Luego tomó la palabra Boadella. Denunció el pasteleo de la transición como pecado original de su generación: no haber acabado con el franquismo. Utilizando el sarcasmo para ridiculizar al régimen (y a la mayoría de sus opositores), Boadella se refirió a la necesidad de desempolvar al Franco más terminal y revisar su papel de omnipresente enemigo común. En otras palabras: una intuitiva tercera vía entre la escatológica apología de sus hagiógrafos y el fanatismo panfletario de algunos de sus adversarios. Mientras Boadella hablaba, pasando del comentario profundo al pataleo provocador y coqueteando con una frivolización que algunos interpretarán como bravata gamberra o irresponsabilidad oportunista, Fontserè se iba disfranzando de dictador (uniforme, bigote, gafas de sol). En pocos segundos, convirtió su habitual timidez en una impresionante caricatura del Caudillo. Boadella le entrevistó, y si cerrabas los ojos, podías regresar a la monótona cantinela franquista, cebada con una retórica exaltadora de unas virtudes que Franco nunca confirmó. La gente se reía, aunque a mí todavía me cuesta liberarme de según qué fantasmas. Por supuesto que ejercicios como el que propone Boadella son de lo más saludables, pero la voz de este Franco, interrumpido por las risas de un público curioso, me devolvía sensaciones de una época que, filtrada por un revisionismo porno-historiográfico, pretende vendernos que Franco no era tan malo como dicen y que, comparado con Hitler o Stalin, era un santo.

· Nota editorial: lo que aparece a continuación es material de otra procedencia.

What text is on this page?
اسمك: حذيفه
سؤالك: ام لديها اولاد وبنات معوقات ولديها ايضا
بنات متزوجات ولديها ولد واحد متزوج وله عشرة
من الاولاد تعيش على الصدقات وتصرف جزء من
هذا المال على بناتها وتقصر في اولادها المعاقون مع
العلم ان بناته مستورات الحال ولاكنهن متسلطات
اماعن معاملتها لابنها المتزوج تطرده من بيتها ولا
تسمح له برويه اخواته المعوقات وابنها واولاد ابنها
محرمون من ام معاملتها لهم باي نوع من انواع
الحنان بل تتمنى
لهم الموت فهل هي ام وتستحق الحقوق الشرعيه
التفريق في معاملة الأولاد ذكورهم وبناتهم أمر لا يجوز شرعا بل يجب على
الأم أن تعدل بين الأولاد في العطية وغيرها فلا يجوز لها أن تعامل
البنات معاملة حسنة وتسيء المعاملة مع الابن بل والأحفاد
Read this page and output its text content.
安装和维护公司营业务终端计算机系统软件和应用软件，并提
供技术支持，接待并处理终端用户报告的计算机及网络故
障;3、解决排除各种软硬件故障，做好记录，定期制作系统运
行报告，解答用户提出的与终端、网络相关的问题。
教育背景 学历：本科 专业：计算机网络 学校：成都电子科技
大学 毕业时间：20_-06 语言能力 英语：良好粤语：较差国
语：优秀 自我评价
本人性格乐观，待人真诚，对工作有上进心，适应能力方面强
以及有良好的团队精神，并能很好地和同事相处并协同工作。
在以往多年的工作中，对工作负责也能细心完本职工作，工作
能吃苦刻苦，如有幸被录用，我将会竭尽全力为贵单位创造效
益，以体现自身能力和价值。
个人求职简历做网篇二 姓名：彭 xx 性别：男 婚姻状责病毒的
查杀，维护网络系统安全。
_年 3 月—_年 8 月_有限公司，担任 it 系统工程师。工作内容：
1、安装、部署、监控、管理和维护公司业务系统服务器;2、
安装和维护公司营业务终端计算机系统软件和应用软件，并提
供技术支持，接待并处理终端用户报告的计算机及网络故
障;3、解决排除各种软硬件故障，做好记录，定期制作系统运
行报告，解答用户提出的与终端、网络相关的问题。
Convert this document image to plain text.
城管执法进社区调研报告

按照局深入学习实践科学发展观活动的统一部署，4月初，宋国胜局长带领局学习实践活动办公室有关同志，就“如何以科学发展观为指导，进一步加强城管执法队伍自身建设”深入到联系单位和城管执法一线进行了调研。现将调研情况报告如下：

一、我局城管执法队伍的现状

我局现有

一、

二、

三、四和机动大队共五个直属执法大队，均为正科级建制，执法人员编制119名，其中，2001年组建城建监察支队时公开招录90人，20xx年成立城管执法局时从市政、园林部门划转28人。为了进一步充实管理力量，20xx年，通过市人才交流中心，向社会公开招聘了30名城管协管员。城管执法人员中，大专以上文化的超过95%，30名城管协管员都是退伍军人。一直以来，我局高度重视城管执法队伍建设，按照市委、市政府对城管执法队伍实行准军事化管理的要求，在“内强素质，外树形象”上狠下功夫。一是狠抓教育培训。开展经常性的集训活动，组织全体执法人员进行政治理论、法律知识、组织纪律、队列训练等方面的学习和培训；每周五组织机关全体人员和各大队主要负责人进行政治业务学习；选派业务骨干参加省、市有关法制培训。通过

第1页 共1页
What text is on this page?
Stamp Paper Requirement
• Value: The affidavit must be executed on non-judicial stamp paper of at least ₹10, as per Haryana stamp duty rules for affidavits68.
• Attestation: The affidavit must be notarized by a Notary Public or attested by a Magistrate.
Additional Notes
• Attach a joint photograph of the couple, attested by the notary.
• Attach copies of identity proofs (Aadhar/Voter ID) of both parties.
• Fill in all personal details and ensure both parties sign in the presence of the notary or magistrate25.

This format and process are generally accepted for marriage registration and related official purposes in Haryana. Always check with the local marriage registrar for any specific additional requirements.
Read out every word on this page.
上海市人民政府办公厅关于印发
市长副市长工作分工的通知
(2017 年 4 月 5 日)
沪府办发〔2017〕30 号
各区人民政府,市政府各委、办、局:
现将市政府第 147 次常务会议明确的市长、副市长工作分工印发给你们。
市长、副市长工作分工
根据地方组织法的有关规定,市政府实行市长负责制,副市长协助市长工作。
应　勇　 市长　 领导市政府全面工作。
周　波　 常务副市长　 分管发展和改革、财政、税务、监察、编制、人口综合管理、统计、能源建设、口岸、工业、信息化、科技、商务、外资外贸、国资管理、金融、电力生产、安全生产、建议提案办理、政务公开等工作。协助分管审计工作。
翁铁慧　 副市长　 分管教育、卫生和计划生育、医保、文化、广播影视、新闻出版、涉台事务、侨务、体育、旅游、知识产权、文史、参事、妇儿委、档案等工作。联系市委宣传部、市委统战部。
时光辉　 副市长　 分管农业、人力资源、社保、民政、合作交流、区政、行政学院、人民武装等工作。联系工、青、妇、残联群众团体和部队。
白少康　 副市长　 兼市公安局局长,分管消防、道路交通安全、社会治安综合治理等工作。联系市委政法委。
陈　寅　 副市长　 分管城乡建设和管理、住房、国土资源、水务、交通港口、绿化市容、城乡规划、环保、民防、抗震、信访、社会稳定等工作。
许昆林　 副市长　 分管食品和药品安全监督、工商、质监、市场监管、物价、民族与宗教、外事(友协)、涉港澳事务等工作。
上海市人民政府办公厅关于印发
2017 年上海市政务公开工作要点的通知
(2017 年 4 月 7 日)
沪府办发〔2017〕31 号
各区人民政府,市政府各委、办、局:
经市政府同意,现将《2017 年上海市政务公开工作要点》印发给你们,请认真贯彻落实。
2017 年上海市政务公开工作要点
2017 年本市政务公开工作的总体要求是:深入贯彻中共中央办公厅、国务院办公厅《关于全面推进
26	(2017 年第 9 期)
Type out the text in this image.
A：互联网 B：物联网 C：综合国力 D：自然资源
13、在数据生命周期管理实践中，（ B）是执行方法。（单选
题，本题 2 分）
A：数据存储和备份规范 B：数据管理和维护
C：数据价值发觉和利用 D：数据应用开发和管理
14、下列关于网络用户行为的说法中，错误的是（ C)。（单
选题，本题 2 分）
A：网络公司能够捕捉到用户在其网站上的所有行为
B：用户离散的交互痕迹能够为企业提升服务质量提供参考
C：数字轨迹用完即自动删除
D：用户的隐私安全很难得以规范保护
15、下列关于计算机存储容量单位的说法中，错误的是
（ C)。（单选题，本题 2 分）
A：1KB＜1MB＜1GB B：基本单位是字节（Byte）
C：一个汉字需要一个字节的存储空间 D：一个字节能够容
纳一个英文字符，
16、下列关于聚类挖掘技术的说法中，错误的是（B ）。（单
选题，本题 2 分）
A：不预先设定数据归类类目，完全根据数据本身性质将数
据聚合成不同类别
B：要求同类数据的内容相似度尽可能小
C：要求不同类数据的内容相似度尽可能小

Entrar en esta dialéctica de a ver quién tiene el genocidio más grande es un ejercicio perverso. La historia se reduce entonces a un asunto cuantitativo, donde las estadísticas de víctimas, torturados y represaliados olvidan el dolor, la sangre, el fanatismo, las moscas, el miedo y la muerte. Es bueno que todo sea caldo de cachondeo corrosivo, pero qué quieren que les diga: a mí me sigue produciendo cierta desazón, como si temiera que, de repente, fueran a entrar los hermanos Creix para pegarnos una paliza o freírnos los huevos con un cable de alta tensión. No todo transcurrió sin incidentes. De repente, en el fondo de la sala, un chico joven increpó a Boadella. Le llamó comunista rico, le retó a burlarse de ETA y le dijo que, de no ser por Franco, no tendríamos pensiones. La gente pensó que se trataba de un actor y, pese a que Boadella insistió en que era un espontáneo, casi nadie le creyó. Ésta es una de las diferencias entre entonces y ahora: que los actos de prepotencia intolerante parecen una broma (lo cual no significa que lo sean). "Ríete de tu padre y de tu madre", gritaba el chico. Y Boadella ni siquiera se inmutaba, mientras, a su lado, el falso Franco sonreía en lugar de condenar al joven airado a garrote vil. Sólo fue un minuto, pero asomó la desagradable sombra de ese país desdentado y tuerto como Millán Astray, miope como Yagüe, donde las fosas comunes se tapan con el resplandor de las Laureadas de San Fernando y la desmemoria se decora con banderas, fanatismos y mentiras. El mismo país que, en otra de sus múltiples personalidades, es capaz de crear situaciones tan estimulantes como que el libro sobre Franco escrito por un librepensador perseguido por el franquismo sea presentado por un ex rockero inteligente en una sala decorada con fotografías de El Che Guevara. En libertad, o algo que se le parece bastante.